Resuming coverage with Outperform rating at PT of TL 8.47/share
We resume our
coverage on Koc Holding with Outperform rating on Price Target of TL8.47/share,
implying 15% return potential. Our PT is driven from our Sum-of-The-Parts
valuation, applying 5% conglomerate discount (in line with its 2010-to-date and
YTD average NAV discount). We are relatively positive on the Koc’s main
segments, especially Tupras (OP), Tofas (OP), Ford Otosan (OP), Turk Traktor
(OP), Arcelik (OP) and YKB (MP, yet positive in the long term), backed by their
business models, market positioning and growth & profitability outlook.
Macro and market environment favors Koc in the short term
We believe
that Koc Holding may outperform in the short term owing to the fact that (i)
global and local macro environment (global easing trends) helps Koc, as there
has been strong correlation between Koc’s relative stock performance vs. oil
price increases and interest rate decreases (underlying energy, banking and
consumer assets are all affected positively), (ii) CBT’s dovish stance to
support growth is positive for Koc, as its both operational and stock
performances have been superior while GDP growth accelerates, (iii) current NAV
discount has been expanded since June and current 9% level is above 5% average
YTD discount. In general, Koc’s NAV discount contracts in upbeat market
conditions, (iv) tighter return potentials and regulatory risks on banks may
lead to switch to Koc (our average return potential for banking universe is 12%
vs. 15% in Koc Holding).
Long-term dynamics are intact and superior
Firstly, c.
8% outperformance of consolidated revenue and EBITDA CAGRs of Koc vs. Turkey’s
GDP between 2005 and 2011, makes Koc Holding is a preferable asset to take
direct exposure to Turkey’s growth dynamics. Based on its hefty exposure to oil
& energy, consumer (autos and consumer durables) and banking (YKB), Koc
Holding has the most comprehensive asset mix among Turkish conglomerates.
Secondly, Koc’s current portfolio is relatively hedged, considering oil,
domestic and export consumer and banking exposures that have different
dynamics. Especially, in a period of slowdown in economic conditions, export-oriented
consumer (despite majority is directed to Europe, company specific
superiorities, such as Tofas’s take-or-pay deals and Arcelik’s product
positioning) and banking exposure (CBT’s supportive actions for the economy)
may increase the defensive structure of the portfolio. Thirdly, NAV expansion
via EVA generating acquisitions may take place, as far as the conglomerate’s
low leverages (US$80mn total parent-only debt) and high parent-only net cash
position (US$707mn) are concerned. In October, Koc Holding will participate to
the tender for Toll Roads and Bridges privatization (we value the assets c.
US$3.5bn, see page 17) and further acquisitions may take place in the mid-term.
Fourthly, Koc’s cash generation by dividend collection, has been very strong,
as it generated 3% dividend yield through its subsidiary portfolio.
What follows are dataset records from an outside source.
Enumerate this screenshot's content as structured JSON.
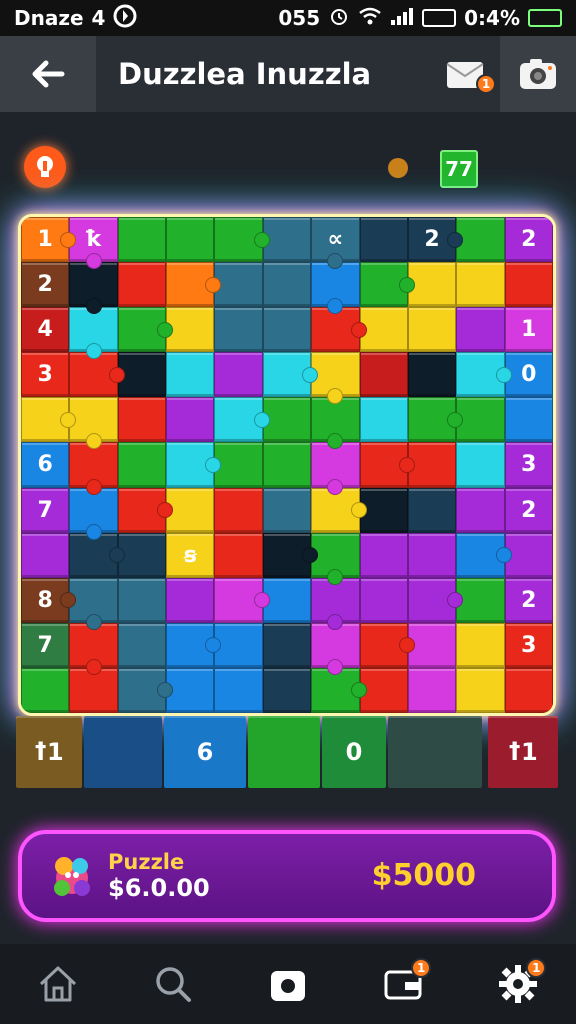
{
  "status_bar": {
    "left_text": "Dnaze",
    "left_num": "4",
    "time": "055",
    "battery_text": "0:4%"
  },
  "app_bar": {
    "title": "Duzzlea Inuzzla",
    "mail_badge": "1",
    "back_icon": "back-arrow-icon",
    "mail_icon": "mail-icon",
    "camera_icon": "camera-icon"
  },
  "game": {
    "level": "77",
    "hint_icon": "hint-bulb-icon",
    "board": {
      "colors": {
        "R": "#e8281a",
        "O": "#ff7a12",
        "Y": "#f7d21a",
        "G": "#22b12a",
        "C": "#29d6e6",
        "B": "#1a86e3",
        "P": "#a52bd9",
        "M": "#d43adf",
        "D": "#1a3d55",
        "T": "#2e6f8c",
        "N": "#c71d1d",
        "K": "#0e1d2a",
        "W": "#7a3b1e",
        "L": "#2f7d43"
      },
      "rows": [
        [
          "O",
          "M",
          "G",
          "G",
          "G",
          "T",
          "T",
          "D",
          "D",
          "G",
          "P"
        ],
        [
          "W",
          "K",
          "R",
          "O",
          "T",
          "T",
          "B",
          "G",
          "Y",
          "Y",
          "R"
        ],
        [
          "N",
          "C",
          "G",
          "Y",
          "T",
          "T",
          "R",
          "Y",
          "Y",
          "P",
          "M"
        ],
        [
          "R",
          "R",
          "K",
          "C",
          "P",
          "C",
          "Y",
          "N",
          "K",
          "C",
          "B"
        ],
        [
          "Y",
          "Y",
          "R",
          "P",
          "C",
          "G",
          "G",
          "C",
          "G",
          "G",
          "B"
        ],
        [
          "B",
          "R",
          "G",
          "C",
          "G",
          "G",
          "M",
          "R",
          "R",
          "C",
          "P"
        ],
        [
          "P",
          "B",
          "R",
          "Y",
          "R",
          "T",
          "Y",
          "K",
          "D",
          "P",
          "P"
        ],
        [
          "P",
          "D",
          "D",
          "Y",
          "R",
          "K",
          "G",
          "P",
          "P",
          "B",
          "P"
        ],
        [
          "W",
          "T",
          "T",
          "P",
          "M",
          "B",
          "P",
          "P",
          "P",
          "G",
          "P"
        ],
        [
          "L",
          "R",
          "T",
          "B",
          "B",
          "D",
          "M",
          "R",
          "M",
          "Y",
          "R"
        ],
        [
          "G",
          "R",
          "T",
          "B",
          "B",
          "D",
          "G",
          "R",
          "M",
          "Y",
          "R"
        ]
      ],
      "labels": {
        "0-0": "1",
        "0-1": "ꝁ",
        "0-6": "∝",
        "0-8": "2",
        "0-10": "2",
        "1-0": "2",
        "2-0": "4",
        "2-10": "1",
        "3-0": "3",
        "3-10": "0",
        "5-0": "6",
        "5-10": "3",
        "6-0": "7",
        "6-10": "2",
        "7-3": "ꞩ",
        "8-0": "8",
        "8-10": "2",
        "9-0": "7",
        "9-10": "3"
      }
    },
    "bottom_tiles": [
      {
        "label": "ꝉ1",
        "color": "#7a5b22"
      },
      {
        "label": "",
        "color": "#1a4e87"
      },
      {
        "label": "6",
        "color": "#1a78c9"
      },
      {
        "label": "",
        "color": "#23a52c"
      },
      {
        "label": "0",
        "color": "#1f8c3a"
      },
      {
        "label": "",
        "color": "#2f4b45"
      },
      {
        "label": "ꝉ1",
        "color": "#9b1c2c"
      }
    ]
  },
  "banner": {
    "label": "Puzzle",
    "price": "$6.0.00",
    "amount": "$5000",
    "icon": "puzzle-mascot-icon"
  },
  "bottom_nav": {
    "items": [
      {
        "name": "home",
        "icon": "home-icon",
        "badge": ""
      },
      {
        "name": "search",
        "icon": "search-icon",
        "badge": ""
      },
      {
        "name": "camera",
        "icon": "camera-icon",
        "badge": ""
      },
      {
        "name": "wallet",
        "icon": "wallet-icon",
        "badge": "1"
      },
      {
        "name": "settings",
        "icon": "gear-icon",
        "badge": "1"
      }
    ]
  }
}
The last
but not the least, professional management, good corporate governance and
minority shareholder friendly approach are the main intangible assets in hand.
One of the first stocks to buy in case of rating upgrade
Based on its
diversified portfolio, solid exposure to consumer segments, strong corporate
governance and proxy status for the country’s growth dynamics, we hold the view
that a potential rating upgrade for Turkey will have a positive impact on Koc’s
both operational and stock performance. Investment grade rating for Turkey is
likely to bring additional foreign fund flow and Koc Holding’s stock
performance will probably beat the market in such case.